I could say all these things because Europe is a big, empty canvas for Katie. She has been there once on a class trip, chaperoned and herded from city to city, site to site. But this time, it’s just her and a friend travelling for three months with only the vaguest of agendas and even less preliminary research.
What Katie does have is: a brand new backpack; a round-the-neck money pouch; an AC power adapter for weirdo European electrical sockets; a quick-drying travel towel, which is very Hitchhiker’s-Guide-to-the-Galaxy of her; Quebecois French, a smattering of Italian and (as they say) a dusseldorf of German.
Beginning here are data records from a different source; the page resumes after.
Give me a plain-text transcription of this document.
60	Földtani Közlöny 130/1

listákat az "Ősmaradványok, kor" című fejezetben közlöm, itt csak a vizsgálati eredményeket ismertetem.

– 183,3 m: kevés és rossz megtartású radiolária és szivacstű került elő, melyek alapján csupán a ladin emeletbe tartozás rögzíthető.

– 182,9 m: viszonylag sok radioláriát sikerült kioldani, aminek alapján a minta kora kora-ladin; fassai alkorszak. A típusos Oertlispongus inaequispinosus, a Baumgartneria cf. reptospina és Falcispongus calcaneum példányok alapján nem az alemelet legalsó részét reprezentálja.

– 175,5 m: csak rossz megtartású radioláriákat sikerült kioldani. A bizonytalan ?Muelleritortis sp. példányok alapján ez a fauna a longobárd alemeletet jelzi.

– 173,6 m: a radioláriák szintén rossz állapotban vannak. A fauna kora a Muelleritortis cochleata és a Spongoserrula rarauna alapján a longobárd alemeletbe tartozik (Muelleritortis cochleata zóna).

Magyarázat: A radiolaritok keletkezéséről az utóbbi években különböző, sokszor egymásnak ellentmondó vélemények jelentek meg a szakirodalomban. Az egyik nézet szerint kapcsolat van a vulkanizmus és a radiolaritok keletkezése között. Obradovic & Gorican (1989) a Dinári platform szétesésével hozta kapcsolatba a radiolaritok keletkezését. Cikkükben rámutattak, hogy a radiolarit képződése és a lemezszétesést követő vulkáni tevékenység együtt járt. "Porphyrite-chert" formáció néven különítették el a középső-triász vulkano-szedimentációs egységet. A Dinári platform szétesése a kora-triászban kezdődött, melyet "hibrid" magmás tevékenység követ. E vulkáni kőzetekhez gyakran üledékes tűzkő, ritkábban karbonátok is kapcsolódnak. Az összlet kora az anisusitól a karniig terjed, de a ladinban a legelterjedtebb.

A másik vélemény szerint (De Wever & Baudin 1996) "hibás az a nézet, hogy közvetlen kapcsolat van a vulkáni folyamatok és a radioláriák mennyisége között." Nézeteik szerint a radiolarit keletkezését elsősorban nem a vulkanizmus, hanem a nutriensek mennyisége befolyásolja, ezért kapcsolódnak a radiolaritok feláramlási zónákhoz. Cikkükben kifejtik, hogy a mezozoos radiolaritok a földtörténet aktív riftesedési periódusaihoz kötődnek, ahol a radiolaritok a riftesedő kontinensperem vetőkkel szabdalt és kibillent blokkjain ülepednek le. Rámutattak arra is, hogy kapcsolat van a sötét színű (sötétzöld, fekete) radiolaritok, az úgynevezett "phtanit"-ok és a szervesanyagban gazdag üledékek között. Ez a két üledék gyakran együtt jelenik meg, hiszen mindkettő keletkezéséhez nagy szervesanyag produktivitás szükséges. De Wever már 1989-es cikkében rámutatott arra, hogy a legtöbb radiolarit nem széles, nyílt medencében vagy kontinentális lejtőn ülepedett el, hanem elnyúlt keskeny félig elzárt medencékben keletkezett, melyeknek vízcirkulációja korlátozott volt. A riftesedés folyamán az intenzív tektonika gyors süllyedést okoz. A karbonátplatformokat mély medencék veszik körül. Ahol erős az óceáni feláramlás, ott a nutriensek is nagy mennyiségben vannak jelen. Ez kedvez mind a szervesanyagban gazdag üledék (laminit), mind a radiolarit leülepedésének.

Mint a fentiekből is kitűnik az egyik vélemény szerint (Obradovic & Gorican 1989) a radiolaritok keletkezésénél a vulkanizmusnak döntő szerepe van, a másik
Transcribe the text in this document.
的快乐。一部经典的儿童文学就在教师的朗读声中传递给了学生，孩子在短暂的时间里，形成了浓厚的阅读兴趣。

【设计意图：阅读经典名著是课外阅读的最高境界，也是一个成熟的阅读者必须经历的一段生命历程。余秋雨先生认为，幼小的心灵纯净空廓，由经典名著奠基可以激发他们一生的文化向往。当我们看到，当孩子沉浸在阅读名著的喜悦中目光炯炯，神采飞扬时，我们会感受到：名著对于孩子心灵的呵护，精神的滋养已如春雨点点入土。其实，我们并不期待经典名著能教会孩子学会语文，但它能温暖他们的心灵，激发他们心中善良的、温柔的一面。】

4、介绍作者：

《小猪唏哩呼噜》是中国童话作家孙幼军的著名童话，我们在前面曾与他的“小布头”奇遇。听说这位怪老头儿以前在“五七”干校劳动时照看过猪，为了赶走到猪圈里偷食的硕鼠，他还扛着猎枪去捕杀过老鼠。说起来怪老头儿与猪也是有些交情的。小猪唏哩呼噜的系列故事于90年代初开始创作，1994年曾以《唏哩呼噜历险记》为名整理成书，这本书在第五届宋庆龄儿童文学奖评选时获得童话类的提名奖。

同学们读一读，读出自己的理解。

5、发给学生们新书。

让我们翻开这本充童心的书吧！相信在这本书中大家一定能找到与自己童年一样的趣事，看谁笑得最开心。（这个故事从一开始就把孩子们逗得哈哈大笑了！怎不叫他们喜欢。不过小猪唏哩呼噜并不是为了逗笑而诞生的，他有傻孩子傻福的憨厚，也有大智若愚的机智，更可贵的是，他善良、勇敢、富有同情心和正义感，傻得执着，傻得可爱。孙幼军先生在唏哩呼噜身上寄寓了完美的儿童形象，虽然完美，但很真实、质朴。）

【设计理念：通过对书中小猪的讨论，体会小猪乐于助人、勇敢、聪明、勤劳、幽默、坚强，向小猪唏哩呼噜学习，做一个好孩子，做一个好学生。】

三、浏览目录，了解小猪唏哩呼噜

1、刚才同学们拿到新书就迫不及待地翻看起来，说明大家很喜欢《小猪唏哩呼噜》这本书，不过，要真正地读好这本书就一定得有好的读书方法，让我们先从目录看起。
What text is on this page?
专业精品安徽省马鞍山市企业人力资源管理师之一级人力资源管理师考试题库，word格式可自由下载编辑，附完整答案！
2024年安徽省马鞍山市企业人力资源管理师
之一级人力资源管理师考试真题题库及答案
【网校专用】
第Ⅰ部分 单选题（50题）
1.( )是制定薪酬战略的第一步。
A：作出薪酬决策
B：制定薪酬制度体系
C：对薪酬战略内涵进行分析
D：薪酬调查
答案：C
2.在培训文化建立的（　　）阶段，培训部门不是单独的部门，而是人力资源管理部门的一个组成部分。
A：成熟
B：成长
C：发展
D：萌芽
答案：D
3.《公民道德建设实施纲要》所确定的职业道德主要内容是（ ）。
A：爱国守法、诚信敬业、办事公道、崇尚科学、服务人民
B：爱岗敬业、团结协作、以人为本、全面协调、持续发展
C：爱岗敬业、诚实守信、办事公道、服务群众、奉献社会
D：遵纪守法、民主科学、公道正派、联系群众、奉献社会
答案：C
Her friends also gave her a rape whistle, which was both thoughtful and terror-inducing.
Yes, I should be terrified that she’s touring Europe without a plan or chaperone or the good sense to know when her own father is pulling her leg. I should be terrified also because we co-signed her credit card. (Out of sight, out of money, as they say.)
But I’m not terrified, not at all. In a couple of weeks, somewhere in Ireland maybe, Katie will turn 21, the globally accepted threshold of adulthood, fully formed pre-frontal cortex and all. This is the perfect age for adventure – young enough to embrace the unknown, old enough to rely on the moral compass that her parents, her friends and experience have helped calibrate.
Yes, the world’s a scary place, but if there’s one thing we’ve learned in this sad, old world, it’s that it’s scary everywhere, even just down the block. So why not be in a scary place that’s overseas and wonderfully foreign, where people say, “Ach! You’re Canadian! We used to like you. Ah well, come let’s buy you a pint anyway.”
Plus, I can joke all I want about the nude beaches on the Norwegian fjords, because the truth is my children are travelling to places that I, in 49 years, have never been. I’m not terrified. I’m jealous.
Besides, I just checked; those nude Norwegian beaches? Those actually exist. I guess the joke’s on me.